Et pour cause, les premiers mots, revenant en boucle, sont « I Love You ».
Bennett déglutit avant de pousser un soupir et de s'approcher de moi pour venir m'enlacer. Je ferme instinctivement les yeux, bercée par la douceur des sons de claviers et de saxophones.
Nous restons l'un contre l'autre pendant plusieurs minutes, laissant la musique nous transporter. Je peux ressentir la chaleur de Bennett contre moi, ainsi que sa force et... j'ai l'impression que rien d'autre ne compte. Je me sens en sécurité dans ses bras.

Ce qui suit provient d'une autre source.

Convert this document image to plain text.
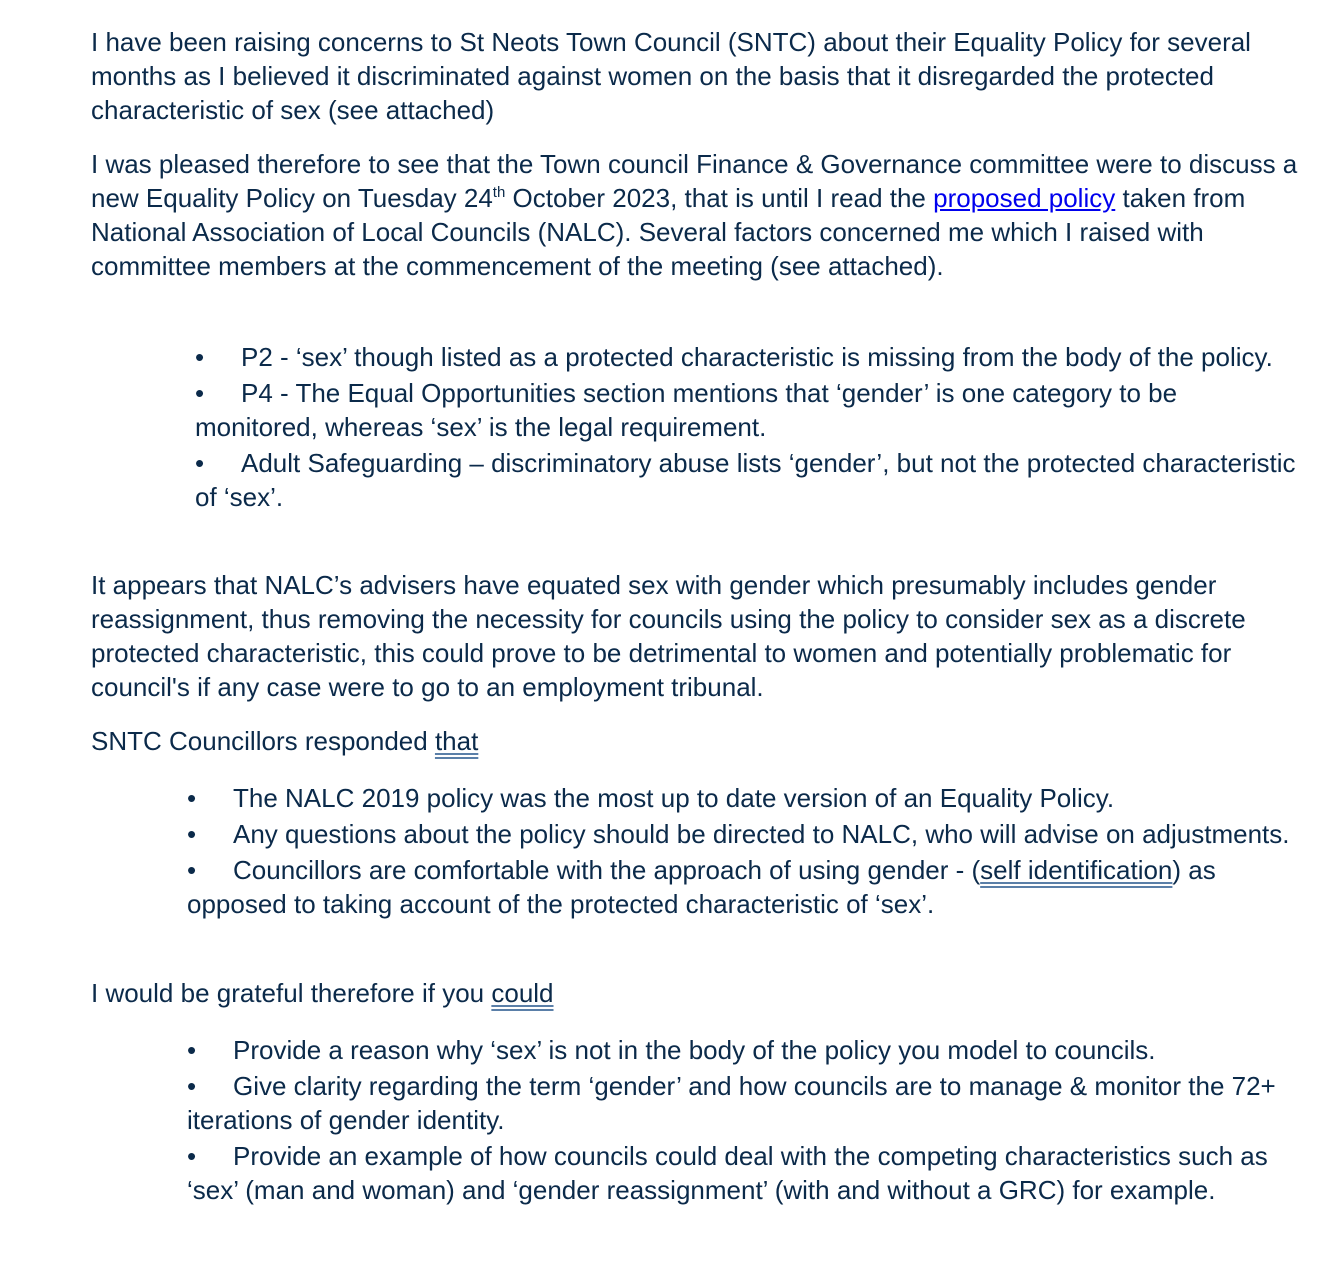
I have been raising concerns to St Neots Town Council (SNTC) about their Equality Policy for several months as I believed it discriminated against women on the basis that it disregarded the protected characteristic of sex (see attached)

I was pleased therefore to see that the Town council Finance & Governance committee were to discuss a new Equality Policy on Tuesday 24th October 2023, that is until I read the proposed policy taken from National Association of Local Councils (NALC). Several factors concerned me which I raised with committee members at the commencement of the meeting (see attached).

• P2 - ‘sex’ though listed as a protected characteristic is missing from the body of the policy.
• P4 - The Equal Opportunities section mentions that ‘gender’ is one category to be monitored, whereas ‘sex’ is the legal requirement.
• Adult Safeguarding – discriminatory abuse lists ‘gender’, but not the protected characteristic of ‘sex’.

It appears that NALC’s advisers have equated sex with gender which presumably includes gender reassignment, thus removing the necessity for councils using the policy to consider sex as a discrete protected characteristic, this could prove to be detrimental to women and potentially problematic for council's if any case were to go to an employment tribunal.

SNTC Councillors responded that

• The NALC 2019 policy was the most up to date version of an Equality Policy.
• Any questions about the policy should be directed to NALC, who will advise on adjustments.
• Councillors are comfortable with the approach of using gender - (self identification) as opposed to taking account of the protected characteristic of ‘sex’.

I would be grateful therefore if you could

• Provide a reason why ‘sex’ is not in the body of the policy you model to councils.
• Give clarity regarding the term ‘gender’ and how councils are to manage & monitor the 72+ iterations of gender identity.
• Provide an example of how councils could deal with the competing characteristics such as ‘sex’ (man and woman) and ‘gender reassignment’ (with and without a GRC) for example.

La chanson se poursuit et j'ai le sentiment de comprendre ses émotions bien plus clairement, à travers les mots qu'il n'arrive pas à me dire. Lorsque je l'ai rencontré et que l'on a passé notre « arrangement », je pensais qu'il n'avait pas de problème les exprimer, mais je me suis fourvoyé.
C'est l'inverse. Son cœur a un blindage spécial que l'on interprète comme de la froideur alors qu'il est l'opposé.

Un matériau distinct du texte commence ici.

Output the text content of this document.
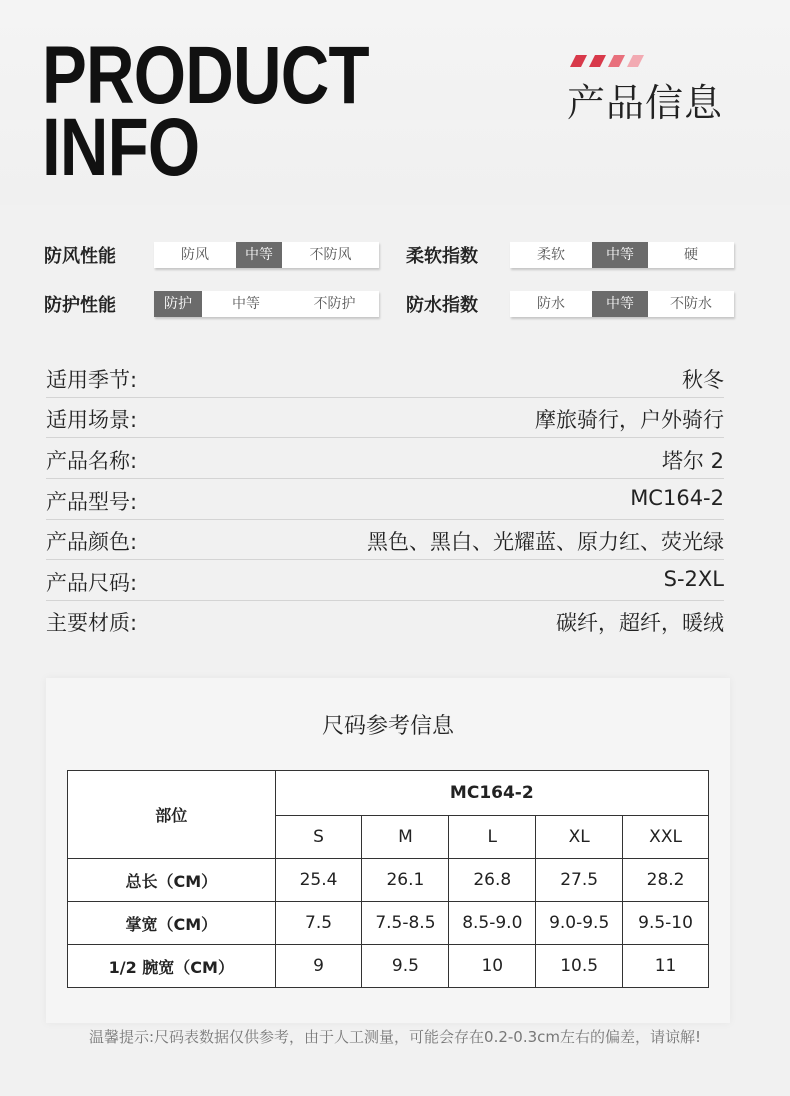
PRODUCT
INFO	产品信息
防风性能	防风	中等	不防风	柔软指数	柔软	中等	硬
防护性能	防护	中等	不防护	防水指数	防水	中等	不防水
适用季节:	秋冬
适用场景:	摩旅骑行，户外骑行
产品名称:	塔尔 2
产品型号:	MC164-2
产品颜色:	黑色、黑白、光耀蓝、原力红、荧光绿
产品尺码:	S-2XL
主要材质:	碳纤，超纤，暖绒
尺码参考信息
部位	MC164-2				
	S	M	L	XL	XXL
总长（CM）	25.4	26.1	26.8	27.5	28.2
掌宽（CM）	7.5	7.5-8.5	8.5-9.0	9.0-9.5	9.5-10
1/2 腕宽（CM）	9	9.5	10	10.5	11
温馨提示:尺码表数据仅供参考，由于人工测量，可能会存在0.2-0.3cm左右的偏差，请谅解!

Ben se met à fredonner doucement, sa voix accompagnant parfaitement les paroles de la chanson, jusqu'à ce qu'elle s'arrête brusquement. Il se recule légèrement et me regarde avec tendresse tout en me caressant la joue, ses yeux brillants.

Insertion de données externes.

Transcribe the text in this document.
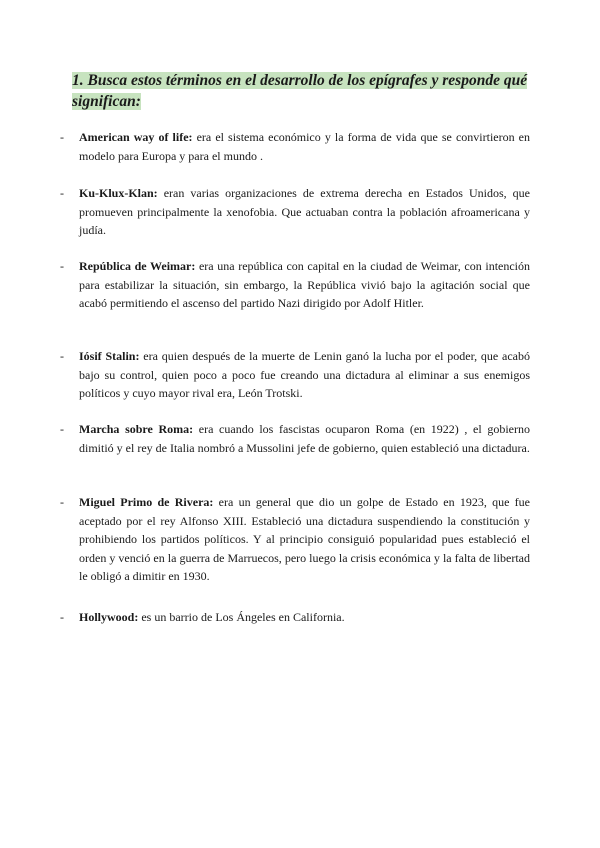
1. Busca estos términos en el desarrollo de los epígrafes y responde qué significan:
- American way of life: era el sistema económico y la forma de vida que se convirtieron en modelo para Europa y para el mundo .
- Ku-Klux-Klan: eran varias organizaciones de extrema derecha en Estados Unidos, que promueven principalmente la xenofobia. Que actuaban contra la población afroamericana y judía.
- República de Weimar: era una república con capital en la ciudad de Weimar, con intención para estabilizar la situación, sin embargo, la República vivió bajo la agitación social que acabó permitiendo el ascenso del partido Nazi dirigido por Adolf Hitler.
- Iósif Stalin: era quien después de la muerte de Lenin ganó la lucha por el poder, que acabó bajo su control, quien poco a poco fue creando una dictadura al eliminar a sus enemigos políticos y cuyo mayor rival era, León Trotski.
- Marcha sobre Roma: era cuando los fascistas ocuparon Roma (en 1922) , el gobierno dimitió y el rey de Italia nombró a Mussolini jefe de gobierno, quien estableció una dictadura.
- Miguel Primo de Rivera: era un general que dio un golpe de Estado en 1923, que fue aceptado por el rey Alfonso XIII. Estableció una dictadura suspendiendo la constitución y prohibiendo los partidos políticos. Y al principio consiguió popularidad pues estableció el orden y venció en la guerra de Marruecos, pero luego la crisis económica y la falta de libertad le obligó a dimitir en 1930.
- Hollywood: es un barrio de Los Ángeles en California.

« Tu as raison, je me protège des autres. À trop aimer les gens, je finis par les perdre. Depuis la disparition de Nana, j'ai peur de m'accrocher. Que quelqu'un arrive à voir toutes mes faiblesses... Mais avec toi, c'est différent.
Tu déboules dans ma vie et tu me dis « qu'on avisera ». Sauf qu'on n'y parvient pas. On ne peut pas être soit ami, soit amant parce que plus je me rapproche de toi, plus je te trouve magnifique. »
Je suis bouleversée par ses mots. Totalement chamboulée alors qu'il embrasse ma joue, très lentement, et s'arrête à la barrière de mes lèvres.
— Je tiens à toi, Ben, bien plus que je n'aurais pu l'imaginer. En peu de temps, tu es devenu mon confident, et plus encore... et j'aime ce « plus » dans notre relation. Je n'arriverais pas à revenir en arrière avec toi.
— Lix... Je crève d'envie de faire un truc, là, maintenant. Mais il me faut ton accord.
— Tu l'as déjà.
Il se penche pour m'embrasser et à cet instant, c'est une explosion de sensation en moi.
C'est bien meilleur que les fois précédentes, même si nos lèvres ont un goût d'alcool.
Tout ce qui m'entoure semble disparaitre et je ne ressens plus rien d'autre que ses bras et son baiser.
Il m'embrasse avec une tendresse infinie tout en laissant place à une passion enivrée.